Franklin minerals do not tend to be, very often, what you could call "gemmy." Even by a stretch. Most muscovite I have seen from there follows this rule of thumb, and although they have fantastic barrel-shaped form, tend to be dark and opaque. This specimen, which I got from Phil Scalisi's collection last year, stunned me. It is the quality of gem muscovite from Afghanistan which we see very rarely come out, but this is from Franklin, 100%. It is beautiful, and a significant Franklin specimen, AND just a really fine muscovite crystal by any standard. The crystal is complete all around and measures 3 x 2 x 2 cm. It has been very carefully excavated from calcite matrix to display this robustly atop a natural perch. These photos show it with MINIMAL backlighting.

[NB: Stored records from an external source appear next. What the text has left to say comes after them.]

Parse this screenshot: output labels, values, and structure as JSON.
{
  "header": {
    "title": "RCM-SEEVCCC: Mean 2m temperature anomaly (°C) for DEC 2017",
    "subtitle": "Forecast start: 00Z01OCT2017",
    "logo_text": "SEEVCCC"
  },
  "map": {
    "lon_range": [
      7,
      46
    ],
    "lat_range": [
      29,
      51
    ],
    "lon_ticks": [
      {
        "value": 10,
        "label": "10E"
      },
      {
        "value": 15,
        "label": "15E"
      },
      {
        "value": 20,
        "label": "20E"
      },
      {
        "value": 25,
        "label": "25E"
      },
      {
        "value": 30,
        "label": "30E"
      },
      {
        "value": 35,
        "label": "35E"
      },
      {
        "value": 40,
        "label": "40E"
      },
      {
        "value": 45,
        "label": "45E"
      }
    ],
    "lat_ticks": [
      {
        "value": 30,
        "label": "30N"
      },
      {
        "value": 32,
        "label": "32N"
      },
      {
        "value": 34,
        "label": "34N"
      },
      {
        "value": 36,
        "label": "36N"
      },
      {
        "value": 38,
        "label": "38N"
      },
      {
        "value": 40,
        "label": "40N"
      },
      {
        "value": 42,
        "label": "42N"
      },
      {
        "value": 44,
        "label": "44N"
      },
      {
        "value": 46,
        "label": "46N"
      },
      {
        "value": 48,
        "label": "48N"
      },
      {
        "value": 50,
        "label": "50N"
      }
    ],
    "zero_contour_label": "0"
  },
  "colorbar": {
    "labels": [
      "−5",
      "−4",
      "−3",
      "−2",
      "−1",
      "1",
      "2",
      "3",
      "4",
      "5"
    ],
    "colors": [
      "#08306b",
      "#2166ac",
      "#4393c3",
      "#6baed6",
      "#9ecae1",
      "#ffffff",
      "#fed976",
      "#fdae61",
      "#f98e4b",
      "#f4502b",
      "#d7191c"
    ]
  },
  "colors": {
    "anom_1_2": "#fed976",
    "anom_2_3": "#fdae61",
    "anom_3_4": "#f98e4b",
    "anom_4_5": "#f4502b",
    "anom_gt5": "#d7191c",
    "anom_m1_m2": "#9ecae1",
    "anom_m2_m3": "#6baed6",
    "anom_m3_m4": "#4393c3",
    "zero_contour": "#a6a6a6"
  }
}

With a closer light, it glows more deeply, and a more golden hue. Scalisi said he obtained it decades ago from Ward's Science Est., who had it from an old collection at the time.
ex. George Elling
A large, matrix rhodonite with sharp red crystals in contrasting stark white calcite matrix. The little black crystals are franklinite. The large rhodonite in the middle is 6.5 cm , doubly terminated, tip to tip (though it has a growth interruption in the midpoint). These crystals are sharply terminated, and of high quality, thus. Photographs dramatically as a vertical but in person, it looks much better with the crystals diagonally up, and the piece horizontal overall. This is an old specimen, Ex Harvard Museum to Paterson Museum collection, to George Elling collection.
ex. Ken Hollman
This choice calcite specimen would look at home in a display if you were tol dit was Russian or Indian, where you expect such quality from. But for NJ, its a killer! You do not see many this gemmy , and so sharp. There is minor edge wear here and there, which could be ameliorated with a few drops of acid but I have not bothered as it is trivial in context. ex. Ken Hollman Collection - and note the old label from Charlie Key in his early dealer days in the 1960s or early 1970s.